Новацкий ехал сюда готовый на все: пусть его обманули, будто возрождается польское войско, пусть это будут просто советские части, в которых разрешено служить полякам, пусть так! Хватит с него этих четырех лет, когда он был бездомным бродягой. Он разглядывал надписи, знамена, транспаранты. Они обращались к нему на польском языке. Только орел немного другой. Пястовский, говорят, республиканский, без короны, старинный польский.
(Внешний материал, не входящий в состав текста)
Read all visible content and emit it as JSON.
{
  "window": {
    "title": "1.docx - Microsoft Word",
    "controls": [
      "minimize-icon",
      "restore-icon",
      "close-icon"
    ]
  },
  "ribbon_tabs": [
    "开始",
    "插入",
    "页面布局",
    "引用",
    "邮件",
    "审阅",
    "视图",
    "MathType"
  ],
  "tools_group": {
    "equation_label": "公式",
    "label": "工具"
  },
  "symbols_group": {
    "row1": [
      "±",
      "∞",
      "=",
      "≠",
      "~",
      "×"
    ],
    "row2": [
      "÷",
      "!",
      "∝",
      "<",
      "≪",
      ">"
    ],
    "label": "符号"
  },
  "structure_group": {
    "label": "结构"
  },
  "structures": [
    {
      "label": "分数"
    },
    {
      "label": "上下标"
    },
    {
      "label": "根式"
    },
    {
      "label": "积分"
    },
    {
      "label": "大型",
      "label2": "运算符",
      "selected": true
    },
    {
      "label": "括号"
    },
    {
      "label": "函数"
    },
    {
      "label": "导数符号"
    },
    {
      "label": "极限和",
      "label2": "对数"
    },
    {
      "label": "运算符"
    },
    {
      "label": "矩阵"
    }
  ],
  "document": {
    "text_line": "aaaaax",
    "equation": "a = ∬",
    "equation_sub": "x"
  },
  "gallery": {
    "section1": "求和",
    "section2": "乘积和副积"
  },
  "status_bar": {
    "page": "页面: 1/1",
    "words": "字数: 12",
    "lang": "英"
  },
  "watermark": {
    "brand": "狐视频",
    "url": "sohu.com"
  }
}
Возможно. Новацкий все равно знает, что где-то, за всеми этими польскими надписями, таится коварство. Но ему до этого нет дела.
И все-таки, где это коварство? В чем оно состоит? Утром и вечером поют "Клятву", и поют ее поляки, а не русские, - здесь все в порядке. А вот что такое "культурно-просветительный офицер"?.. Этой должности в польской армии никогда не было. Ага, вот это, наверно, и есть большевистский комиссар. Однако в первый же день Новацкому пришлось поговорить с таким офицером. И он оказался не более русским, чем сам Новацкий. Бывший студент из Варшавы, это несомненно.
Правда, здесь введены какие-то новые порядки - кто их знает, на что это надо! Но, как бы то ни было, это польская армия.
А главное - это настоящая армия. Постепенно Новацкий убеждался, что гораздо более настоящая, чем та, в которой он служил в тридцать девятом году.